While not as common as other winter sports injuries, concussions are the leading cause of death and disability among skiers and snowboarders. That’s why it’s so important to check for signs of brain injury when someone takes a fall, including blurred vision, dizziness, confusion, swelling at the site of the injury and vomiting
Specific cover for medical emergencies at the snow
The chances of hurting yourself at the snow is so great that ordinary travel insurance can’t cover it. Fortunately, many offer additional cover for winter sports. At Travel with Kit, our optional extra for winter sports is our Snow Pack.
The Travel with Kit Snow Pack provides cover for overseas emergency medical and hospital expenses due to an accident at the snow. If you are seriously injured or suffer a sudden illness at the snow, Travel with Kit covers:
- Unlimited Snow sports overseas emergency medical assistance
- Unlimited Snow sports overseas emergency medical & hospital expenses
- Own snow sports equipment up to $1,500
- Snow sports equipment hire up to $1,000
- Unused snow sports costs up to $1,000
- Piste closure up to $1,000
- Bad weather & avalanche closure up to $750
To insure yourself for medical emergencies possible on a ski or snowboarding trip, add a Snow Pack to your policy at the time of buying your cover.
Tips for preventing injuries at the snow
No matter your skill level, it’s crucial to learn how to stay safe on the slopes so you can avoid injuries while skiing or snowboarding.
Take Regular Breaks
Even if you don’t feel tired, muscle exhaustion can put you at risk and increase the chance of injury. While you’re out hitting the slopes, take frequent breaks to rest, hydrate, refuel and recover. This will give overworked muscles a break and allow you to keep going.
Do Warm up Exercises
Your muscles and cardiovascular system need to be in good shape before any type of physical activity, let alone an intense session on the mountain.. Muscles get tighter when the temperature drops, and your blood vessels contract. As a result, you’re more likely to get tired or develop muscle cramps, and that raises the risk of a more serious injury. That’s why warm ups should play a big role in your skiing and snowboarding injury prevention plan.
Use Protective Equipment
Many common winter sports injuries can be minimised – or prevented altogether – by wearing quality, protective gear. The most essential piece is a helmet which can reduce the severity of head injuries, which are more likely to be fatal than other types of injuries. Wrist and elbow guards can ease the force of falls on the joints of the upper body. Knee pads help prevent contusions, a pad for the tailbone is also a good idea. For guidelines on helmet see Snow Australia. For more on protective clothing, see Snow Safe Australia.
Use the ski lift properly
Injuries on the ski lift are common. The happen when skiers and snowboarders don’t understand the proper way to enter or exit the ski lift,. Or they may forget to lower the safety bar, or collide with other people when exiting the lift.

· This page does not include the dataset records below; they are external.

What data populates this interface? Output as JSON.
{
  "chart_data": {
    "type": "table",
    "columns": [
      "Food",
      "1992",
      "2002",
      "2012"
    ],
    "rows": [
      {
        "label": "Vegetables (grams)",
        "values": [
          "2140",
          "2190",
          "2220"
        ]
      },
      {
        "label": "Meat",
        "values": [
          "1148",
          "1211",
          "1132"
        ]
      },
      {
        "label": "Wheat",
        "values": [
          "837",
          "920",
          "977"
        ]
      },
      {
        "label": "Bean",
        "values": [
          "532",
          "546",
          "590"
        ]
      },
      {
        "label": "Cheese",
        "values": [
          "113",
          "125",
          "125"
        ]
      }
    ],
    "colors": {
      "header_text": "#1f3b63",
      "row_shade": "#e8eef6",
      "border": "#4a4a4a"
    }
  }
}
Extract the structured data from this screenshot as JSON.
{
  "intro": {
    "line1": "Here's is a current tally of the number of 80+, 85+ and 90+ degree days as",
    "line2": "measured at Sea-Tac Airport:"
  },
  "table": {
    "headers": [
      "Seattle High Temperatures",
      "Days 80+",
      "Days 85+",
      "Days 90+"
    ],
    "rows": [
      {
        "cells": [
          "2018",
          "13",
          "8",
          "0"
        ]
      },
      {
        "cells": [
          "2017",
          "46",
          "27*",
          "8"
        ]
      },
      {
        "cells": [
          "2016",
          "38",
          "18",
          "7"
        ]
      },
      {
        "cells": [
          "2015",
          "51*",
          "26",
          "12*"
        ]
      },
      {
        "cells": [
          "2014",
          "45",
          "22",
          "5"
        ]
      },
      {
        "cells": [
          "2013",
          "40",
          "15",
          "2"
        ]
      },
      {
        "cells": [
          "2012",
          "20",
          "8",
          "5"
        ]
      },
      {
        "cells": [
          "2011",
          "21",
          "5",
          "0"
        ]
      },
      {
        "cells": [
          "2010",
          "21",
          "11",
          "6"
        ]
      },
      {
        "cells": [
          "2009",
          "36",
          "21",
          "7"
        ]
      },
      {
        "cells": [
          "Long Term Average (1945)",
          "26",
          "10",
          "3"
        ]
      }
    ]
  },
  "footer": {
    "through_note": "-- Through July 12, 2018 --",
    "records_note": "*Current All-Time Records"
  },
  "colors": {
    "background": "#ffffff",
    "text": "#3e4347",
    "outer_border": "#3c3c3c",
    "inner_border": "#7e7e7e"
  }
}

Don’t Push Beyond Your Experience Level
When you’re on the slopes it’s important to recognise your own limitations. Make sure you stay on runs that are appropriate for your level. Don’t attempt to try jumps or tricks that are beyond your expertise. Many injuries occur because people were unable to control their speed or when something was just beyond their abilities.
Follow the rules
It’s essential to follow safety tips on the slopes whether you’re at the beginner, intermediate, or expert skill level. It’s not just your own personal boundaries you should be aware of. Boundary ropes are used by ski patrollers to mark unsafe terrain. If you find yourself in backcountry or off-piste and in a medical emergency, you’re going against one of the conditions of Snow Pack cover.